Possible side effects include:
- Cytokine release syndrome (CRS), which can include fevers, low blood pressure, low oxygen levels, fast heartbeat, confusion, and temporary kidney and liver abnormalities
- Neurologic toxicities, which can include confusion, excessive sleepiness, tremor, or seizures
- Decreased blood counts
- Increased risk of infection
- Swelling in hands, arms, feet, and legs
- Increased risk of bleeding
If you experience any of these side effects after you leave the hospital, call your treatment team right away:
- Excessive sleepiness
- Symptoms of infection
Family members are often the first to notice changes in behavior such as trouble remembering or confusion. Family members should report these changes to your treatment team.
What Is the Success Rate of CAR T-Cell Therapy?
CAR T-cell therapy has a verifiable track record of improving outcomes for patients when other treatments have not been successful. As treatment therapies improve, expect a continued success rate.

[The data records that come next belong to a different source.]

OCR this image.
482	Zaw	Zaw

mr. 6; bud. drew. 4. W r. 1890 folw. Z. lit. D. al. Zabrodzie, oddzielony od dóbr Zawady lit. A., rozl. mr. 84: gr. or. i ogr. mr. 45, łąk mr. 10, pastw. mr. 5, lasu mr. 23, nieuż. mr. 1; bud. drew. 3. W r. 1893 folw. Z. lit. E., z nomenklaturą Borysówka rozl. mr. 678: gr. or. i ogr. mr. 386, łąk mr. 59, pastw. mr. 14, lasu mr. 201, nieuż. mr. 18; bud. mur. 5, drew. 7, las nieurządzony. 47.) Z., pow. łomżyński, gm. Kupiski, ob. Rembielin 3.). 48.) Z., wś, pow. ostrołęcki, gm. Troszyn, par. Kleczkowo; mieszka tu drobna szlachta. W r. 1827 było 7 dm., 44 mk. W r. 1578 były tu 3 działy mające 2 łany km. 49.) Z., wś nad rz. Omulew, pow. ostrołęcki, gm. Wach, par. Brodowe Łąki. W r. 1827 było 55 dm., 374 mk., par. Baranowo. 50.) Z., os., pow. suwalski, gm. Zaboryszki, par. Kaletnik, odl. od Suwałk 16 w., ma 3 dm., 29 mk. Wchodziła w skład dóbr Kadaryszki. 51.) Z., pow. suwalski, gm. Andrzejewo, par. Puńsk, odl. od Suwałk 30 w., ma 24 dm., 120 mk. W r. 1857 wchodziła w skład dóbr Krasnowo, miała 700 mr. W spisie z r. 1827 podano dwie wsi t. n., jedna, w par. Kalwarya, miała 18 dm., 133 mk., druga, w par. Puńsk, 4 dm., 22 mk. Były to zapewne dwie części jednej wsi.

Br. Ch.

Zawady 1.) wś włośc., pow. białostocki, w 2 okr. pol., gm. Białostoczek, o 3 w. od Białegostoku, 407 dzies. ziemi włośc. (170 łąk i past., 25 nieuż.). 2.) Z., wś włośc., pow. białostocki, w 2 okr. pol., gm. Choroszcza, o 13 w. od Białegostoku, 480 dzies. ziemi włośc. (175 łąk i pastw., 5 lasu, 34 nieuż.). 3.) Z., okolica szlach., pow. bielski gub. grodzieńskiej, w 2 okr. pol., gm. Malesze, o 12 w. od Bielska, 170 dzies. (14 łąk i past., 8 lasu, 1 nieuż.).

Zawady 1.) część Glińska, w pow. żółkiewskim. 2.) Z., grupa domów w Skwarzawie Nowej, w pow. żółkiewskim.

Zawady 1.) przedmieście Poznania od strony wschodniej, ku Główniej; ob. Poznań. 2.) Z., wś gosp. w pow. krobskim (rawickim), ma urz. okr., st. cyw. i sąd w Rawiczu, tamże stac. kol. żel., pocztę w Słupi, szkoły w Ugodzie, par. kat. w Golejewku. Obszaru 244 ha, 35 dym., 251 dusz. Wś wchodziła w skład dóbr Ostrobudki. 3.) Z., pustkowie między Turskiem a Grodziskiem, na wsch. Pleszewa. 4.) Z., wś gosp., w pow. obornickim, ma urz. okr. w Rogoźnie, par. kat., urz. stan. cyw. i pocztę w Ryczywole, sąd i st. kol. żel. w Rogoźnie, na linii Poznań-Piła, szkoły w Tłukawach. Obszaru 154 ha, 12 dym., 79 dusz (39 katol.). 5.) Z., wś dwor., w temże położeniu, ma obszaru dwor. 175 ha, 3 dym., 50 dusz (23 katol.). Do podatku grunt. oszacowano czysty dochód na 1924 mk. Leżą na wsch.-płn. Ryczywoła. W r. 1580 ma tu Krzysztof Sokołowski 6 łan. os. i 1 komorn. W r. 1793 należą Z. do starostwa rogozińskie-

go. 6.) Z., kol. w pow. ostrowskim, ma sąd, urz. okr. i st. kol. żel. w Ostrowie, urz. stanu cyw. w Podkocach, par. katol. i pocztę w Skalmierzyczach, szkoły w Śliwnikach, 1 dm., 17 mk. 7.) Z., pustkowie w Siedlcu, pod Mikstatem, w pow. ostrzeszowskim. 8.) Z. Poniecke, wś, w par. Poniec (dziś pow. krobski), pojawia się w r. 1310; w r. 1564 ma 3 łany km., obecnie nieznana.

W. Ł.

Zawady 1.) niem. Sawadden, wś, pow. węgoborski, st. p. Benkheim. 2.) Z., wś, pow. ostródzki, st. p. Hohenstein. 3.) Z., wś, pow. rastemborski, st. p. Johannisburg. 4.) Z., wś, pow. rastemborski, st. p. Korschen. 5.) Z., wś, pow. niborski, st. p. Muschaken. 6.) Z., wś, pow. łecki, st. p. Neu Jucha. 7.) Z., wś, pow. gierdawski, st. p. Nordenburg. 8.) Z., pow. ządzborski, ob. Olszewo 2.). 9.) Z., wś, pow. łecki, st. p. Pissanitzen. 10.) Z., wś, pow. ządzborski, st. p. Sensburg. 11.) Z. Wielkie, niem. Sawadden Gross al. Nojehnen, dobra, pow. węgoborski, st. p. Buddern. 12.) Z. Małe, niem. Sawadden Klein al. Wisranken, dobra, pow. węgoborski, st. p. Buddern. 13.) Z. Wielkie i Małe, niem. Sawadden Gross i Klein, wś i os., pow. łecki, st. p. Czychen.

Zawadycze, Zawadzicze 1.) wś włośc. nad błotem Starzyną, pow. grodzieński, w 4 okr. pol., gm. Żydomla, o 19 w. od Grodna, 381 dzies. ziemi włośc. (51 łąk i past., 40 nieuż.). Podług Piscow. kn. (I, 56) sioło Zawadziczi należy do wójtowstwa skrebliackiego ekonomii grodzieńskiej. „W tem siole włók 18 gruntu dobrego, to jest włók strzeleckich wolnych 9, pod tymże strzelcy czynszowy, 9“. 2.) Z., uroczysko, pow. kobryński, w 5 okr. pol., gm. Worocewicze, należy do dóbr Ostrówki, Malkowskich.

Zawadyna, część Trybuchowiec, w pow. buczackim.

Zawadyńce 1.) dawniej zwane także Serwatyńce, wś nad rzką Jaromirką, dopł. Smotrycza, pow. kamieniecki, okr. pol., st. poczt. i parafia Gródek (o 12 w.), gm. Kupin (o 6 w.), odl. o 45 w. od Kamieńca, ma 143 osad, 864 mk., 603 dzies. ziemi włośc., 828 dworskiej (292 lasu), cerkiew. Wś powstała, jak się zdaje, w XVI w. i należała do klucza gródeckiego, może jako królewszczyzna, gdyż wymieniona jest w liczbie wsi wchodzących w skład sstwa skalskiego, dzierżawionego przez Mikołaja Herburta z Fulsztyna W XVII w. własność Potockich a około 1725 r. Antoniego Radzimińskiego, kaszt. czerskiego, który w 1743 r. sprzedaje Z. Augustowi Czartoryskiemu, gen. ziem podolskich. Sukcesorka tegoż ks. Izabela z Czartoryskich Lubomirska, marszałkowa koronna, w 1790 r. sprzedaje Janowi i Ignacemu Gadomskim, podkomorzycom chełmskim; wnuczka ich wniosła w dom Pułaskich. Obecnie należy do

Some studies show that up to 50% of patients treated with CAR T-cell therapies have found lasting remission with no additional treatment.

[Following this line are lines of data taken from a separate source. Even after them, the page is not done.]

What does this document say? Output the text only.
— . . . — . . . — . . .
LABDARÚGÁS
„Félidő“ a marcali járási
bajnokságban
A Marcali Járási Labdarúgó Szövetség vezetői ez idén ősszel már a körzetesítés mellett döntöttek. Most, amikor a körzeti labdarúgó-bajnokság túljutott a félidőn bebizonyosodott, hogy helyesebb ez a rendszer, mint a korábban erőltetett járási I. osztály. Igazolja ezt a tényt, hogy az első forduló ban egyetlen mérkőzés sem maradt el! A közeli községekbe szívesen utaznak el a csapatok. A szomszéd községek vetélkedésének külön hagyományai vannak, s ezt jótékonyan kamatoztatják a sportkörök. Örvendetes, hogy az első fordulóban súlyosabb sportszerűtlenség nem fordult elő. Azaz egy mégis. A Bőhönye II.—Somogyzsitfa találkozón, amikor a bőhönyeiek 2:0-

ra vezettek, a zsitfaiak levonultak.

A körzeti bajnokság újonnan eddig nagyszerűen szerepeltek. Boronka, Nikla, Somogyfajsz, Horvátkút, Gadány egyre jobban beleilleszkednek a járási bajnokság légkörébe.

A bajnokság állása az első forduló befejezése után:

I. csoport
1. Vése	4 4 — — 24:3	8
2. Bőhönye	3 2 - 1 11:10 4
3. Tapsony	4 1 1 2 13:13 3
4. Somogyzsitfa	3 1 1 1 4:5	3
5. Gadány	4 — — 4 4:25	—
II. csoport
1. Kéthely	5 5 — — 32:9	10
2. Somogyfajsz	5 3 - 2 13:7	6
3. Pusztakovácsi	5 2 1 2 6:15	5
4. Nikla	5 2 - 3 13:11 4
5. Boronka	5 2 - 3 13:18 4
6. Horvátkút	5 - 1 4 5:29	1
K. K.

What Can I Expect Before My CAR T-Cell Infusion?
- You will have a medical and laboratory evaluation with a lymphoma specialist to determine if CAR T-cell therapy is right for you
- Your lymphoma will be re-staged with a PET-CT scan, if one has not been recently performed
- You will meet with a social worker to evaluate your psychosocial needs and determine the support we can provide you and your family
- You will undergo apheresis, a process where your blood is collected and processed to obtain the T-cells
- Before being admitted to the hospital, you will receive chemotherapy that is designed to prepare your body for the CAR T-cell infusion
- Your nurse will talk with you about your supportive care team members. You will meet with an oncology social worker. You have access to a nutritionist, spiritual care provider, or a member of the parenting at a challenging time (PACT) team at any period before, during and after your infusion
What Do I Need to Know For My Care After the Infusion?

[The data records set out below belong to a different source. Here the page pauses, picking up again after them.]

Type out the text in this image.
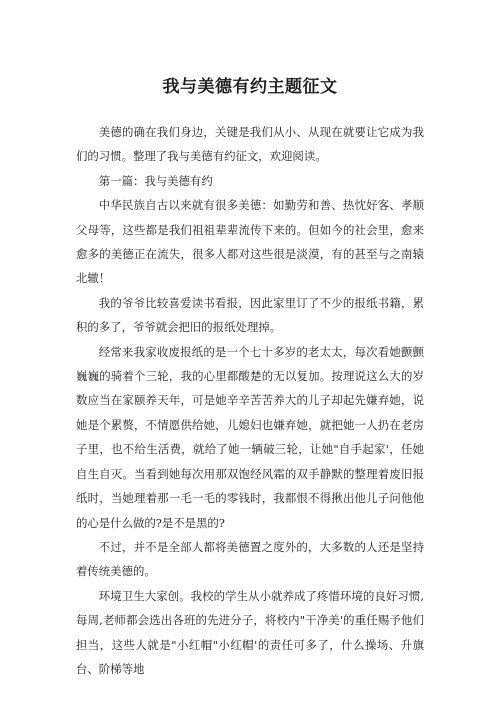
我与美德有约主题征文

美德的确在我们身边，关键是我们从小、从现在就要让它成为我们的习惯。整理了我与美德有约征文，欢迎阅读。

第一篇：我与美德有约

中华民族自古以来就有很多美德：如勤劳和善、热忱好客、孝顺父母等，这些都是我们祖祖辈辈流传下来的。但如今的社会里，愈来愈多的美德正在流失，很多人都对这些很是淡漠，有的甚至与之南辕北辙！

我的爷爷比较喜爱读书看报，因此家里订了不少的报纸书籍，累积的多了，爷爷就会把旧的报纸处理掉。

经常来我家收废报纸的是一个七十多岁的老太太，每次看她颤颤巍巍的骑着个三轮，我的心里都酸楚的无以复加。按理说这么大的岁数应当在家颐养天年，可是她辛辛苦苦养大的儿子却起先嫌弃她，说她是个累赘，不情愿供给她，儿媳妇也嫌弃她，就把她一人扔在老房子里，也不给生活费，就给了她一辆破三轮，让她"自手起家'，任她自生自灭。当看到她每次用那双饱经风霜的双手静默的整理着废旧报纸时，当她理着那一毛一毛的零钱时，我都恨不得揪出他儿子问他他的心是什么做的?是不是黑的?

不过，并不是全部人都将美德置之度外的，大多数的人还是坚持着传统美德的。

环境卫生大家创。我校的学生从小就养成了疼惜环境的良好习惯,每周,老师都会选出各班的先进分子，将校内"干净美'的重任赐予他们担当，这些人就是"小红帽"小红帽'的责任可多了，什么操场、升旗台、阶梯等地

- You should have someone living with you in your house for at least one month after your infusion
- You should avoid driving or operating heavy machinery for up to 2 months after your infusion
- You must live within 2 hours drive of the hospital for a month after your infusion
- You will need to set up a healthcare proxy, if you do not already have one. Your treatment team can provide you with a healthcare proxy form
- You will receive a patient wallet card and should carry it with you at all times. If you see a doctor, you should give this card to them
What Should I Do to Care for Myself After I Leave the Hospital?
Your treatment team will talk with you about how to care for yourself when you leave the hospital. They will give you specific information about personal care, mouth care, and hand washing. They can answer any other questions that you may have.